Onto the good news, the mechanism proposed here by which futures purchases can translate to spot purchases has likely helped keep a bid under the market recently. Thanks to the CFTC’s weekly report Commitments of Traders, one can take a look at the unprecedented spike in short positions taken in Bitcoin contracts by Dealers and Leveraged Funds and reasonably assume many of the new additions are offset by equal holdings of ‘physical’ Bitcoin, which may total up to $670 million in spot purchases attributable to the new fund.
An interesting twist in the story however comes in the form of new developments around Barry Silbert’s GBTC, the ‘original’ Bitcoin investment vehicle sporting $40 billion in assets which has recently been shunned by many after an extended period of trading at a discount to NAV. GBTC has outperformed BITO by some 8% since the latter’s launch, which Barry hasn’t been shy about pointing out.

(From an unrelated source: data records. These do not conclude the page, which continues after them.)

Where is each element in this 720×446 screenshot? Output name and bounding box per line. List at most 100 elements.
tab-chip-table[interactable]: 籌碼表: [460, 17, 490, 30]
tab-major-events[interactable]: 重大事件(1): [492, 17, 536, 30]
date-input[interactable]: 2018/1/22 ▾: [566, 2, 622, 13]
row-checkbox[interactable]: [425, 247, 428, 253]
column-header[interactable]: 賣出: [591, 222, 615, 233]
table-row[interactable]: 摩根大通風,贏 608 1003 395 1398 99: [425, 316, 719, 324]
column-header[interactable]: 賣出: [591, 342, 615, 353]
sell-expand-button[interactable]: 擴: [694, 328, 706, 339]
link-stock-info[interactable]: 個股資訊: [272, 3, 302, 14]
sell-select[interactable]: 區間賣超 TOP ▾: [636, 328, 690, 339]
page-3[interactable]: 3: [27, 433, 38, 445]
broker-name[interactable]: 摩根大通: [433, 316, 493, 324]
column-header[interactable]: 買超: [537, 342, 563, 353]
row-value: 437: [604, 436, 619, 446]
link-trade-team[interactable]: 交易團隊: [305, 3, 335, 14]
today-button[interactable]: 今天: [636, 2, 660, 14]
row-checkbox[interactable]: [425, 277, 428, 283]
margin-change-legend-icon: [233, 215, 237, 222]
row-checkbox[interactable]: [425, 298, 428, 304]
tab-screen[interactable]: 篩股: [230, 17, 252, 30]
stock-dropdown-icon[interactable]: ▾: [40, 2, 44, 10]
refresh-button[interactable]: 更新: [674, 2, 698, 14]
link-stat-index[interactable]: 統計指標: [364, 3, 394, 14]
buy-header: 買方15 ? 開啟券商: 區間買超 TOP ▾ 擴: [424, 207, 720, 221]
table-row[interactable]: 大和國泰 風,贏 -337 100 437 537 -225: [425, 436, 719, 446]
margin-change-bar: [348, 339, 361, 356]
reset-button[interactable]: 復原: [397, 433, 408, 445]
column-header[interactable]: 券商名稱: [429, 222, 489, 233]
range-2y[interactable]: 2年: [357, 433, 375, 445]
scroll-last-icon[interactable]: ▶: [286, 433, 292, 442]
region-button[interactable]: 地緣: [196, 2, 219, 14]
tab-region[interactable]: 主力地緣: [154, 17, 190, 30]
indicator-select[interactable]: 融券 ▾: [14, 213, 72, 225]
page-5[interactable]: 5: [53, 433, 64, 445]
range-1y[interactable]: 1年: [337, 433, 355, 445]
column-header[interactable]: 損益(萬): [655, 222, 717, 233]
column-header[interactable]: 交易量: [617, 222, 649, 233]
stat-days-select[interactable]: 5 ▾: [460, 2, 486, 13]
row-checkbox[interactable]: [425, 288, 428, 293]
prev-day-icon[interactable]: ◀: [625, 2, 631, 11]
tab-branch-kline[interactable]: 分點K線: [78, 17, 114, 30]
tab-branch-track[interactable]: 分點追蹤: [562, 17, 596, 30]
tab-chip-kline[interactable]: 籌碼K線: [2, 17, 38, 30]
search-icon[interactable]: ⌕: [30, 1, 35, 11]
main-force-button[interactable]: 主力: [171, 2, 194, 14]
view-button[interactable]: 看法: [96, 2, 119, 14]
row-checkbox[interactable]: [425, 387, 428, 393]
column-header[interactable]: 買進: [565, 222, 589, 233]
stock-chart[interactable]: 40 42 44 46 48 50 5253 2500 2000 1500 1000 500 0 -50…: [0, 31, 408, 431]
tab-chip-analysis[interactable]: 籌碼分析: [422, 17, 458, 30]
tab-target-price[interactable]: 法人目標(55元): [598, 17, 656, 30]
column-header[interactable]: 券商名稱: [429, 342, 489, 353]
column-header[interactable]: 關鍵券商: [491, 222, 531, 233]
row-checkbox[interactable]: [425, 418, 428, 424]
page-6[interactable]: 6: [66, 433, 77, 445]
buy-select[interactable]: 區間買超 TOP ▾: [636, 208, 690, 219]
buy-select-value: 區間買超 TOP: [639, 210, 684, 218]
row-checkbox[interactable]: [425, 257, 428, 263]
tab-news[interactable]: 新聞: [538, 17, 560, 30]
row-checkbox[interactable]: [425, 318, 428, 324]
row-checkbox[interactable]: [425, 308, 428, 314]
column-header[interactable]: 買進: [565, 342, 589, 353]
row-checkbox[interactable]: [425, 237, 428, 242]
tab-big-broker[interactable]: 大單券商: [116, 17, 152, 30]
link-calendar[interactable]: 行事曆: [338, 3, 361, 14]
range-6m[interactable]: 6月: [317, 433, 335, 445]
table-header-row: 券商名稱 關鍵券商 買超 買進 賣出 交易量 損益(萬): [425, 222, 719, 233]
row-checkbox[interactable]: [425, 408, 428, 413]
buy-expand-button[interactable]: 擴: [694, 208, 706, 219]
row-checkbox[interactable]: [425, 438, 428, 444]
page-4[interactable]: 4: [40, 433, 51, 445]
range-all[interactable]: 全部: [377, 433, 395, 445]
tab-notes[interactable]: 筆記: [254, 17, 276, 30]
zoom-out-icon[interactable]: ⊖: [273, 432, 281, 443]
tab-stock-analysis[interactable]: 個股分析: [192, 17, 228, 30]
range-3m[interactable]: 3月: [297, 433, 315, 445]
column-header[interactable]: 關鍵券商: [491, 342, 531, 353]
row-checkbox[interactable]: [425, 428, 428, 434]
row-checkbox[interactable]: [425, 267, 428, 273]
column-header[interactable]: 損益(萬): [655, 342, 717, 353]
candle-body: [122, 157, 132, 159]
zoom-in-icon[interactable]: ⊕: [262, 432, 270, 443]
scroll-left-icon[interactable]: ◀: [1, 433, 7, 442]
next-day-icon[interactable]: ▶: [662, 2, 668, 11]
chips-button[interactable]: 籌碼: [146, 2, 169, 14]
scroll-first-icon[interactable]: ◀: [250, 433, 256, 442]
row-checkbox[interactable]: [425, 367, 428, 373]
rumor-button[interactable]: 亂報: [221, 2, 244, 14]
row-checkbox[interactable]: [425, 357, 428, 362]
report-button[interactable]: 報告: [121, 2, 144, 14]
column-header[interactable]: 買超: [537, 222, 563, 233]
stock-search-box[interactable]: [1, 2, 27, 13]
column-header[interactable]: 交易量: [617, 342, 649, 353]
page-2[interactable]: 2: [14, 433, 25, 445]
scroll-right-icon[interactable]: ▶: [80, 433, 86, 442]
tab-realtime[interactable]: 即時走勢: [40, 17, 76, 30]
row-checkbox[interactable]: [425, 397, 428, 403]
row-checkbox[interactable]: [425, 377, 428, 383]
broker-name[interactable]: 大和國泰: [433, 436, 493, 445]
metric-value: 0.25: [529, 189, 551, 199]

To be fair, the trust still stands at a stubborn 15 percent! discount to its holdings. But while ProShares enjoys a more diversified asset base and is perhaps happy to take their new fees and move on to other things, Grayscale on the other hand most certainly has made a flagship fund out of GBTC, and judging by their CEO’s Twitter feed is much more serious about their market share (one does not have to scroll far to find literally dozens of Tweets attacking BITO).
None of this is to paint Barry and Grayscale in either a bad or failing light, because not only has the 45 year old billionaire been a prominent force for good in the crypto space but under his umbrella company DCG also boasts prime brokerage giant Genesis Trading (crypto’s Goldman?) and leading news outlet Coindesk, making Digital Currency Group nothing short of a powerhouse in ‘new’ finance.
And the company, recently raising money at a $10B valuation from a group of investors including none other than Softbank and Alphabet, but it has authorized what could be considered the crypto space’s first de facto share buyback in the form of an agreement to purchase $1 billion in GBTC shares.
The conclusion? While starting off with a bang but since moderating, BITO’s buried lead is that it’s put the heat on the flagship product of what WSJ dubs crypto’s Standard Oil and what happens next is obvious - DCG will do whatever it takes to restore GBTC to NAV, making it at a 15% discount the best option for anyone looking to buy Bitcoin right now.